Posted February. 18, 2021 07:30,   

Updated February. 18, 2021 07:30

한국어

The highlight of the 1886 exhibition at the Paris Salon was not a painter but a scientist. It was French biologist Louis Pasteur (1822-1895). Three painters submitted Pasteur’s portraits to the exhibition. Among them, Albert Edelfelt’s piece was praised by critics and the public. The French government even awarded the Finnish painter the Legion of Honour, the highest French order of merit. Why was Pasteur’s portrait so popular and enjoyed such high honor?

Like many Nordic painters in the 19th century, Edelfelt came to Paris to study art at the age of 20. Although he was recognized at an early age at salon exhibitions for his realistic paintings with excellent observation and detailed description, it was not easy for him to out-rival French painters. It was his Pasteur portrait that brought him his fame after 11 years of obscurity. Pasteur, who was 64 at that time, was one of France’s most famous scientists and praised as a life-saving hero thanks to his development of a vaccine for rabies in 1885 following vaccines for chicken cholera and anthrax. Although the first smallpox vaccine was introduced by British physician Edward Jenner in 1796, it was Pasteur who made a breakthrough in immunology. Inspired by Jenner’s finding that cowpox protected against smallpox, Pasteur developed a rabies vaccine using rabbits. In the portrait, Pasteur is in a lab full of modern laboratory equipment. He is holding a notebook in one hand and a glass in the other, carefully observing the inside. Inside the glass is the spinal cord of a rabbit infected with rabies. The painter depicted him as the epitome of a poised scientist immersed in research.

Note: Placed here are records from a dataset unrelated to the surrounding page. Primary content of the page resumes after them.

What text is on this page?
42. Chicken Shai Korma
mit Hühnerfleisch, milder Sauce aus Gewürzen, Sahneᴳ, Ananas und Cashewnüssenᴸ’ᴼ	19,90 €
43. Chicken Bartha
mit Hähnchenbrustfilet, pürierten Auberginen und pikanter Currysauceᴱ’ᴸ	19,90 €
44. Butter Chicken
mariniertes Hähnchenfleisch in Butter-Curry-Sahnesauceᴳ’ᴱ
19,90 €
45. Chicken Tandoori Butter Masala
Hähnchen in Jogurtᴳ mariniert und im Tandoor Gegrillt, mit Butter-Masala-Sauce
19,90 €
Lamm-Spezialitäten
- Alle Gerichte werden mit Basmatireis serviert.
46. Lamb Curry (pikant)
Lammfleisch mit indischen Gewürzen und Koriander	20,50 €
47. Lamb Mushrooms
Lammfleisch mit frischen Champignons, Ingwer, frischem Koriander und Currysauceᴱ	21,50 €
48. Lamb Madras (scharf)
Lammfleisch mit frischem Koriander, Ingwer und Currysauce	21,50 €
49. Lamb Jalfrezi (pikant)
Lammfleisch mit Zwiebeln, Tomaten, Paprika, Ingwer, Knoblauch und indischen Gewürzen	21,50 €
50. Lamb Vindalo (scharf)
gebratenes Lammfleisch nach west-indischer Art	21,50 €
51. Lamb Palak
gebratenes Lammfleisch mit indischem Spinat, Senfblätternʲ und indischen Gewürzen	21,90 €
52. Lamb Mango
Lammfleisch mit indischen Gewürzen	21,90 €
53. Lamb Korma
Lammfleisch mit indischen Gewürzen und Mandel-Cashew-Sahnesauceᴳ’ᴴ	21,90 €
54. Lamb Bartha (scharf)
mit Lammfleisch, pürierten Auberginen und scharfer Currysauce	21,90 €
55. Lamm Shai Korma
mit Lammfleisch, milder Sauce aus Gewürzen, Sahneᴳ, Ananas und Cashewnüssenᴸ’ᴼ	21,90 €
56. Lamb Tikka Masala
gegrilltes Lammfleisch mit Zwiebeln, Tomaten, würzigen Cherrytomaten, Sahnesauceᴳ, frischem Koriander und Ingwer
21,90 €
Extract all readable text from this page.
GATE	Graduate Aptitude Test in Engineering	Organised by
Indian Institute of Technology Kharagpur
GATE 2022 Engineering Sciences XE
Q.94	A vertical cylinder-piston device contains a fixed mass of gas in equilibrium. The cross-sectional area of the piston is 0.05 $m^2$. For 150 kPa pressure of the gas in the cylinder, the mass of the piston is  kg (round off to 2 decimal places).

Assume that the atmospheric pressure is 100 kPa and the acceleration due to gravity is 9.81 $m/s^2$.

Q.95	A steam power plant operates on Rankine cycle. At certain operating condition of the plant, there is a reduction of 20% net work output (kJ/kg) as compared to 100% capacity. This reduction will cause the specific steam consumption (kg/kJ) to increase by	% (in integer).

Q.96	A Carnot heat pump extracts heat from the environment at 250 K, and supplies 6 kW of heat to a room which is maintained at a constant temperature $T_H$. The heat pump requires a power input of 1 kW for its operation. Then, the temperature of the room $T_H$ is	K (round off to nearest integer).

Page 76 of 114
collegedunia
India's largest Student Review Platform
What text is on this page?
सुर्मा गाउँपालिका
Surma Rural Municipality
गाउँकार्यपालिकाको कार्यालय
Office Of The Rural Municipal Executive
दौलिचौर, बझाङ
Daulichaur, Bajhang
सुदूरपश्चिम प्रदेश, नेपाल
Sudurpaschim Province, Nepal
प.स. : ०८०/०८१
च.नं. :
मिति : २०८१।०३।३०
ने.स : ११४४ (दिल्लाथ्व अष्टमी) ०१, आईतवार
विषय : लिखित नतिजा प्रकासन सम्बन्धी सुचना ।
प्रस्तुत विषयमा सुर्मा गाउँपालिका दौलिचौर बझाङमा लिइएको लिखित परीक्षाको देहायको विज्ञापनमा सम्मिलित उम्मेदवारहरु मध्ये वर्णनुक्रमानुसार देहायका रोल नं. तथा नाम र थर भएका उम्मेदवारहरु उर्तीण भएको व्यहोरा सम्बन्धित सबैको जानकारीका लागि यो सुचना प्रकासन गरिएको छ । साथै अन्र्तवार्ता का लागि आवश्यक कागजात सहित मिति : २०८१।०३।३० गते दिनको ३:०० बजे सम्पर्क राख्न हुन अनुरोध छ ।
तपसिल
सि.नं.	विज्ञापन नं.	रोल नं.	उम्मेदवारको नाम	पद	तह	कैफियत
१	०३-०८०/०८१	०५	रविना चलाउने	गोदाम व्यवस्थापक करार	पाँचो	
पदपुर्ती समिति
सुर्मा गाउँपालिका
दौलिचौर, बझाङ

In fact, the portrait was drawn in the spring of 1885, when the research on a rabies vaccine was still underway. In other words, it is not a painting celebrating a brilliant achievement but a painting that wished a success. It is said if you desperately want something, the universe conspires to make it happen. Pasteur succeeded in the first clinical trial of his rabies vaccine. It is only natural that the painting received so much praise after it was displayed because it was a prophecy.